Burger vegan di riso e fagioli borlotti

La ricetta per i burger totalmente vegetali a base di riso e fagioli che vi propongo oggi è realizzata in collaborazione con ZenPasta. Si tratta di una piccola realtà italiana che fa da ponte tra il gusto italiano e la tradizione orientale, nello specifico quella giapponese. Ho parlato in maniera approfondita dell’ingrediente che sta alla base dei loro prodotti, ovvero la fibra di Konjac, nel precedente aritcolo (clicca qui).

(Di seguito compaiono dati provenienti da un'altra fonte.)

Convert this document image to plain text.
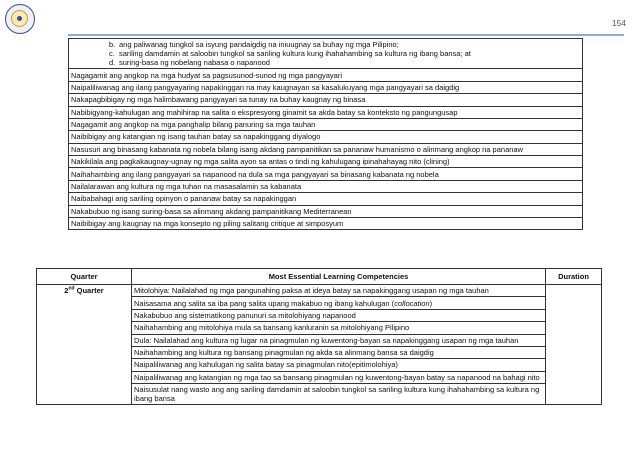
154
b. ang paliwanag tungkol sa isyung pandaigdig na iniuugnay sa buhay ng mga Pilipino;
c. sariling damdamin at saloobin tungkol sa sariling kultura kung ihahahambing sa kultura ng ibang bansa; at
d. suring-basa ng nobelang nabasa o napanood

Nagagamit ang angkop na mga hudyat sa pagsusunod-sunod ng mga pangyayari
Naipaliliwanag ang ilang pangyayaring napakinggan na may kaugnayan sa kasalukuyang mga pangyayari sa daigdig
Nakapagbibigay ng mga halimbawang pangyayari sa tunay na buhay kaugnay ng binasa
Nabibigyang-kahulugan ang mahihirap na salita o ekspresyong ginamit sa akda batay sa konteksto ng pangungusap
Nagagamit ang angkop na mga panghalip bilang panuring sa mga tauhan
Naibibigay ang katangian ng isang tauhan batay sa napakinggang diyalogo
Nasusuri ang binasang kabanata ng nobela bilang isang akdang pampanitikan sa pananaw humanismo o alinmang angkop na pananaw
Nakikilala ang pagkakaugnay-ugnay ng mga salita ayon sa antas o tindi ng kahulugang ipinahahayag nito (clining)
Naihahambing ang ilang pangyayari sa napanood na dula sa mga pangyayari sa binasang kabanata ng nobela
Nailalarawan ang kultura ng mga tuhan na masasalamin sa kabanata
Naibabahagi ang sariling opinyon o pananaw batay sa napakinggan
Nakabubuo ng isang suring-basa sa alinmang akdang pampanitikang Mediterranean
Naibibigay ang kaugnay na mga konsepto ng piling salitang critique at simposyum
Quarter	Most Essential Learning Competencies	Duration
2nd Quarter	Mitolohiya: Nailalahad ng mga pangunahing paksa at ideya batay sa napakinggang usapan ng mga tauhan	
	Naisasama ang salita sa iba pang salita upang makabuo ng ibang kahulugan (collocation)	
	Nakabubuo ang sistematikong panunuri sa mitolohiyang napanood	
	Naihahambing ang mitolohiya mula sa bansang kanluranin sa mitolohiyang Pilipino	
	Dula: Nailalahad ang kultura ng lugar na pinagmulan ng kuwentong-bayan sa napakinggang usapan ng mga tauhan	
	Naihahambing ang kultura ng bansang pinagmulan ng akda sa alinmang bansa sa daigdig	
	Naipaliliwanag ang kahulugan ng salita batay sa pinagmulan nito(epitimolohiya)	
	Naipaliliwanag ang katangian ng mga tao sa bansang pinagmulan ng kuwentong-bayan batay sa napanood na bahagi nito	
	Naisusulat nang wasto ang ang sariling damdamin at saloobin tungkol sa sariling kultura kung ihahahambing sa kultura ng ibang bansa	
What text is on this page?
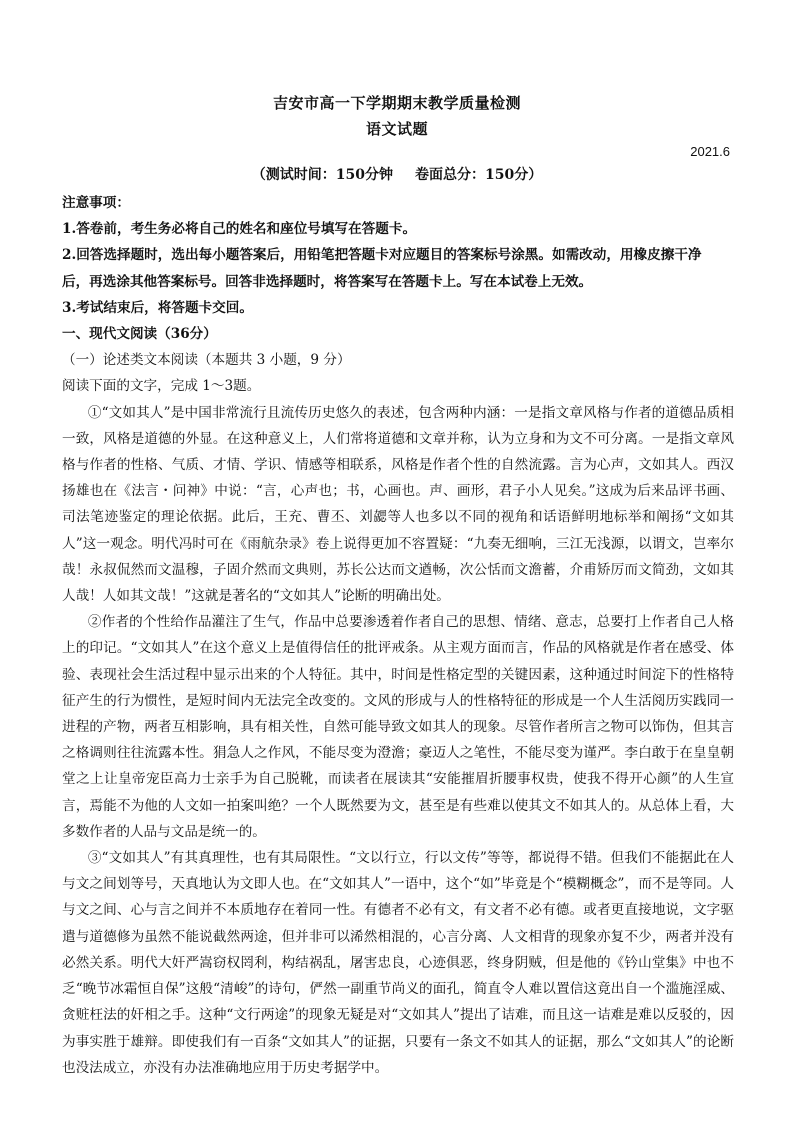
吉安市高一下学期期末教学质量检测
语文试题
2021.6
（测试时间：150分钟 卷面总分：150分）
注意事项：
1.答卷前，考生务必将自己的姓名和座位号填写在答题卡。
2.回答选择题时，选出每小题答案后，用铅笔把答题卡对应题目的答案标号涂黑。如需改动，用橡皮擦干净
后，再选涂其他答案标号。回答非选择题时，将答案写在答题卡上。写在本试卷上无效。
3.考试结束后，将答题卡交回。
一、现代文阅读（36分）
（一）论述类文本阅读（本题共 3 小题，9 分）
阅读下面的文字，完成 1～3题。
①“文如其人”是中国非常流行且流传历史悠久的表述，包含两种内涵：一是指文章风格与作者的道德品质相一致，风格是道德的外显。在这种意义上，人们常将道德和文章并称，认为立身和为文不可分离。一是指文章风格与作者的性格、气质、才情、学识、情感等相联系，风格是作者个性的自然流露。言为心声，文如其人。西汉扬雄也在《法言・问神》中说：“言，心声也；书，心画也。声、画形，君子小人见矣。”这成为后来品评书画、司法笔迹鉴定的理论依据。此后，王充、曹丕、刘勰等人也多以不同的视角和话语鲜明地标举和阐扬“文如其人”这一观念。明代冯时可在《雨航杂录》卷上说得更加不容置疑：“九奏无细响，三江无浅源，以谓文，岂率尔哉！永叔侃然而文温穆，子固介然而文典则，苏长公达而文遒畅，次公恬而文澹蓄，介甫矫厉而文简劲，文如其人哉！人如其文哉！”这就是著名的“文如其人”论断的明确出处。
②作者的个性给作品灌注了生气，作品中总要渗透着作者自己的思想、情绪、意志，总要打上作者自己人格上的印记。“文如其人”在这个意义上是值得信任的批评戒条。从主观方面而言，作品的风格就是作者在感受、体验、表现社会生活过程中显示出来的个人特征。其中，时间是性格定型的关键因素，这种通过时间淀下的性格特征产生的行为惯性，是短时间内无法完全改变的。文风的形成与人的性格特征的形成是一个人生活阅历实践同一进程的产物，两者互相影响，具有相关性，自然可能导致文如其人的现象。尽管作者所言之物可以饰伪，但其言之格调则往往流露本性。狷急人之作风，不能尽变为澄澹；豪迈人之笔性，不能尽变为谨严。李白敢于在皇皇朝堂之上让皇帝宠臣高力士亲手为自己脱靴，而读者在展读其“安能摧眉折腰事权贵，使我不得开心颜”的人生宣言，焉能不为他的人文如一拍案叫绝？一个人既然要为文，甚至是有些难以使其文不如其人的。从总体上看，大多数作者的人品与文品是统一的。
③“文如其人”有其真理性，也有其局限性。“文以行立，行以文传”等等，都说得不错。但我们不能据此在人与文之间划等号，天真地认为文即人也。在“文如其人”一语中，这个“如”毕竟是个“模糊概念”，而不是等同。人与文之间、心与言之间并不本质地存在着同一性。有德者不必有文，有文者不必有德。或者更直接地说，文字驱遣与道德修为虽然不能说截然两途，但并非可以浠然相混的，心言分离、人文相背的现象亦复不少，两者并没有必然关系。明代大奸严嵩窃权罔利，构结祸乱，屠害忠良，心迹俱恶，终身阴贼，但是他的《钤山堂集》中也不乏“晚节冰霜恒自保”这般“清峻”的诗句，俨然一副重节尚义的面孔，简直令人难以置信这竟出自一个滥施淫威、贪赃枉法的奸相之手。这种“文行两途”的现象无疑是对“文如其人”提出了诘难，而且这一诘难是难以反驳的，因为事实胜于雄辩。即使我们有一百条“文如其人”的证据，只要有一条文不如其人的证据，那么“文如其人”的论断也没法成立，亦没有办法准确地应用于历史考据学中。
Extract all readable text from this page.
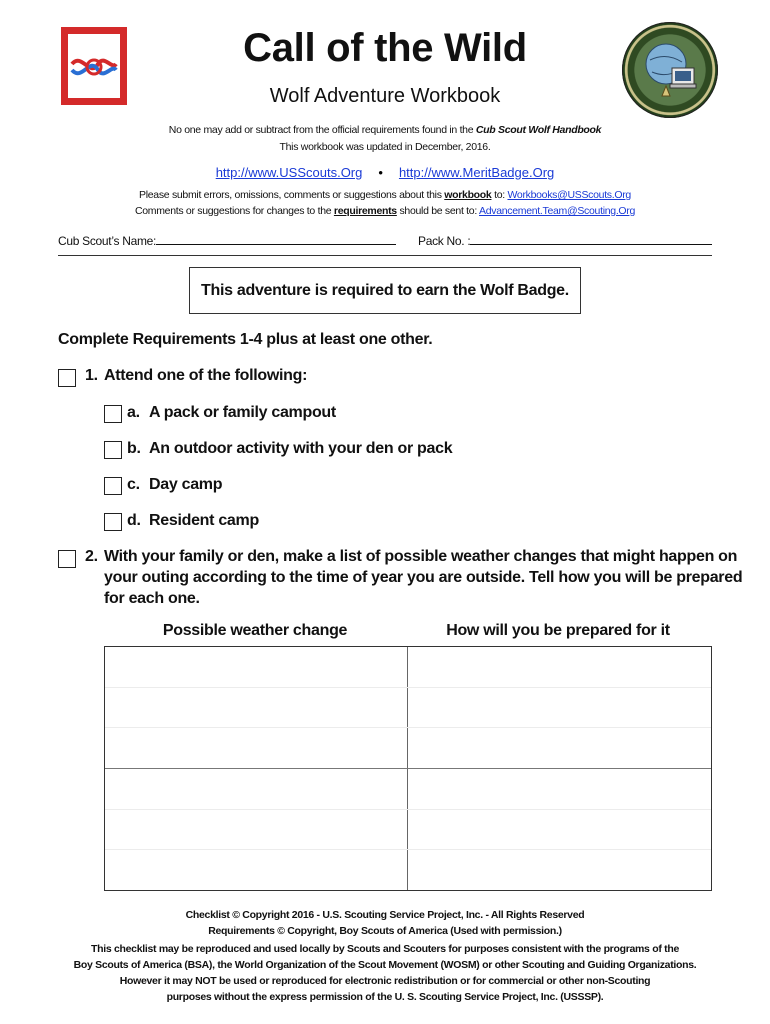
Call of the Wild
Wolf Adventure Workbook
No one may add or subtract from the official requirements found in the Cub Scout Wolf Handbook
This workbook was updated in December, 2016.
http://www.USScouts.Org • http://www.MeritBadge.Org
Please submit errors, omissions, comments or suggestions about this workbook to: Workbooks@USScouts.Org
Comments or suggestions for changes to the requirements should be sent to: Advancement.Team@Scouting.Org
Cub Scout’s Name:	Pack No. :
This adventure is required to earn the Wolf Badge.
Complete Requirements 1-4 plus at least one other.
1. Attend one of the following:
a. A pack or family campout
b. An outdoor activity with your den or pack
c. Day camp
d. Resident camp
2. With your family or den, make a list of possible weather changes that might happen on
your outing according to the time of year you are outside. Tell how you will be prepared
for each one.
Possible weather change	How will you be prepared for it
Checklist © Copyright 2016 - U.S. Scouting Service Project, Inc. - All Rights Reserved
Requirements © Copyright, Boy Scouts of America (Used with permission.)
This checklist may be reproduced and used locally by Scouts and Scouters for purposes consistent with the programs of the
Boy Scouts of America (BSA), the World Organization of the Scout Movement (WOSM) or other Scouting and Guiding Organizations.
However it may NOT be used or reproduced for electronic redistribution or for commercial or other non-Scouting
purposes without the express permission of the U. S. Scouting Service Project, Inc. (USSSP).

Dopo aver sperimentato in cucina con le penne al ragù di soia e gli spaghettini Shirataki con tempeh, questa volta ho voluto creare qualcosa di alternativo. Usando un altro altro prodotto di ZenPasta, ovvero il Risino di Shirataki, che è il protagonista di questi burger viola, assieme ai fagioli e al cavolo cappuccio rosso, che è l’ingrediente che anche questa volta porta un po’ di colore in cucina.

Questi burger vegani richiedono pochi ingredienti, sono facili e veloci da preparare e davvero deliziosi. La mia versione è piuttosto semplice, ma si può arricchire ulteriormente il loro sapore aggiungendo erbe aromatiche e spezie a piacere.

Si possono guastare come secondo, accompagnati da un contorno di verdure e una maionese vegana; oppure sono perfetti da gustare in un panino, con qualche foglia d’insalata, del pomodoro, maionese veg e se vi piace, anche un cetriolino.

Questi burger vegani hanno un buon apporto proteico grazie all’utilizzo dei fagioli borlotti e della farina di ceci e grazie alla bassa densità calorica del Risino di Shirataki, sono molto leggeri e perfetti per chi è alla ricerca di una ricetta light ma gustosa.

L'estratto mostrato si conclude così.